Angles between 3 points.

[Norman P.]

Given three distinct points in the plane A (x1,y1) ,B (x2,y2), C (x3, y3)
and every point connected by a line segment, creating a triangle. How can I calculate the internal angles?

lengths AB = sqrt((x2 - x1)^2 + (y2 - y1)^2)
AC = sqrt((x3 - x1)^2 + (y3 - y1)^2)
BC = sqrt((x3 - x2)^2 + (y3 - y2)^2)
That's as far as I got.

 

[Dr.Peterson]

Given three distinct points in the plane A (x1,y1) ,B (x2,y2), C (x3, y3)
and every point connected by a line segment, creating a triangle. How can I calculate the internal angles?

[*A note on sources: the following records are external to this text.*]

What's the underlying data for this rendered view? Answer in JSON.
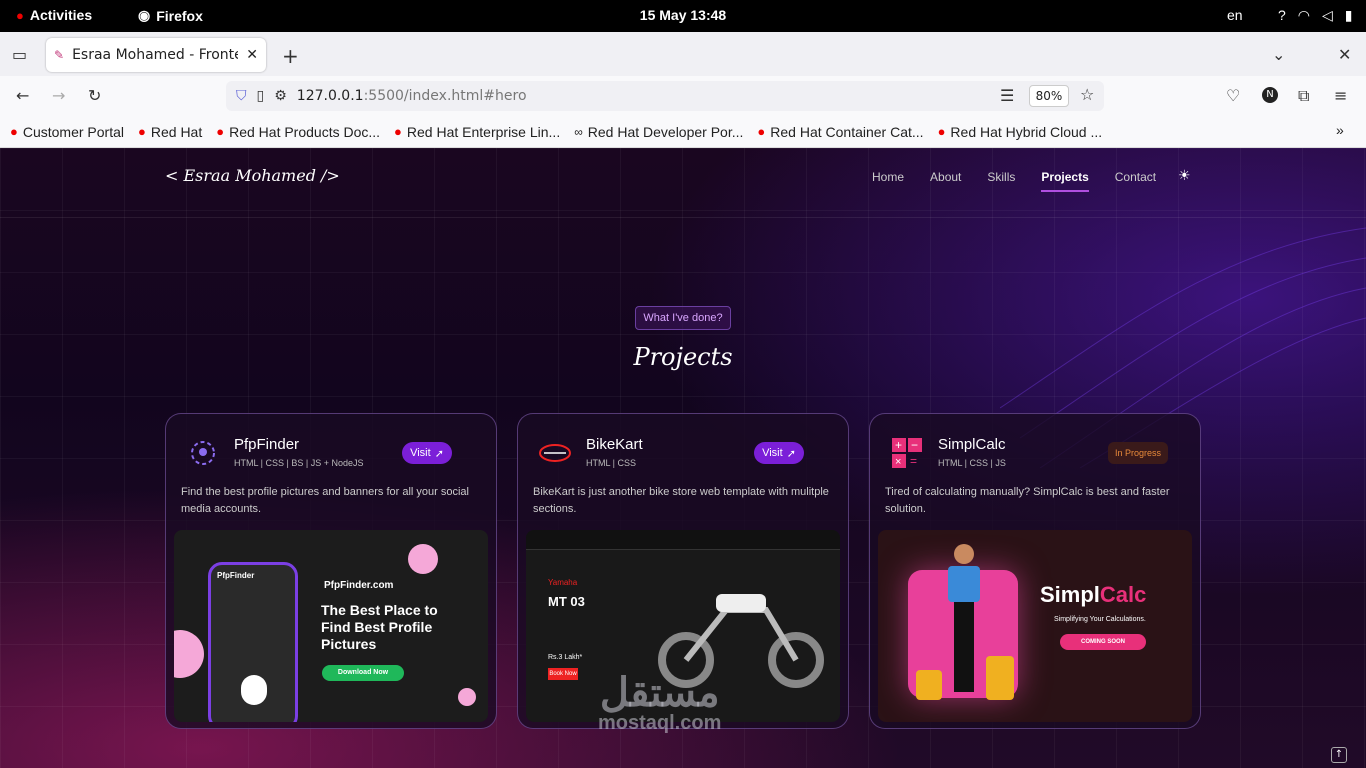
{
  "system_bar": {
    "activities": "Activities",
    "browser": "Firefox",
    "clock": "15 May  13:48",
    "lang": "en"
  },
  "tab": {
    "title": "Esraa Mohamed - Frontend Developer"
  },
  "url": {
    "host": "127.0.0.1",
    "path": ":5500/index.html#hero",
    "zoom": "80%"
  },
  "bookmarks": [
    "Customer Portal",
    "Red Hat",
    "Red Hat Products Doc...",
    "Red Hat Enterprise Lin...",
    "Red Hat Developer Por...",
    "Red Hat Container Cat...",
    "Red Hat Hybrid Cloud ..."
  ],
  "site": {
    "logo": "< Esraa Mohamed />",
    "nav": [
      "Home",
      "About",
      "Skills",
      "Projects",
      "Contact"
    ],
    "badge": "What I've done?",
    "title": "Projects"
  },
  "cards": [
    {
      "name": "PfpFinder",
      "tech": "HTML | CSS | BS | JS + NodeJS",
      "desc": "Find the best profile pictures and banners for all your social media accounts.",
      "action": "Visit",
      "shot": {
        "brand": "PfpFinder.com",
        "headline": "The Best Place to Find Best Profile Pictures",
        "cta": "Download Now",
        "app": "PfpFinder"
      }
    },
    {
      "name": "BikeKart",
      "tech": "HTML | CSS",
      "desc": "BikeKart is just another bike store web template with mulitple sections.",
      "action": "Visit",
      "shot": {
        "brand": "Yamaha",
        "model": "MT 03",
        "price": "Rs.3 Lakh*",
        "cta": "Book Now"
      }
    },
    {
      "name": "SimplCalc",
      "tech": "HTML | CSS | JS",
      "desc": "Tired of calculating manually? SimplCalc is best and faster solution.",
      "action": "In Progress",
      "shot": {
        "title_a": "Simpl",
        "title_b": "Calc",
        "sub": "Simplifying Your Calculations.",
        "cta": "COMING SOON"
      }
    }
  ],
  "watermark": {
    "arabic": "مستقل",
    "latin": "mostaql.com"
  }
}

lengths AB = sqrt((x2 - x1)^2 + (y2 - y1)^2)
AC = sqrt((x3 - x1)^2 + (y3 - y1)^2)
BC = sqrt((x3 - x2)^2 + (y3 - y2)^2)
That's as far as I got.

Have you learned the Law of Cosines?

Alternatively, have you learned about the dot product of vectors?

Those are two equivalent methods for finding angles.

 

[Norman P.]

Thank you so much.
Using the Law of Cosines I was able to come up with this solution
a = AB
b = BC
c = AC
>A = arcos((c² - a² - b²) / -2ab)
>B = arcos((b² - a² - c²) / -2ac)
>C = arcos((a² - b² - c²) / -2bc)

 

[blamocur]

I am not sure you got your formulae right (probably mislabeled angles). Consider the case of [imath]a=c=1[/imath] and [imath]b=\sqrt{2}[/imath]. I would expect ">A" to be [imath]90^\circ[/imath], but your formula would produce [imath]45^\circ[/imath].

 

[Norman P.]

Yes! You're right, I did mislabel, but if you check all three, two are 45 degree and the other is 90.
So overall I'm still pretty proud of myself.

 

[blamocur]

So overall I'm still pretty proud of myself.

You surely have a good reason for that!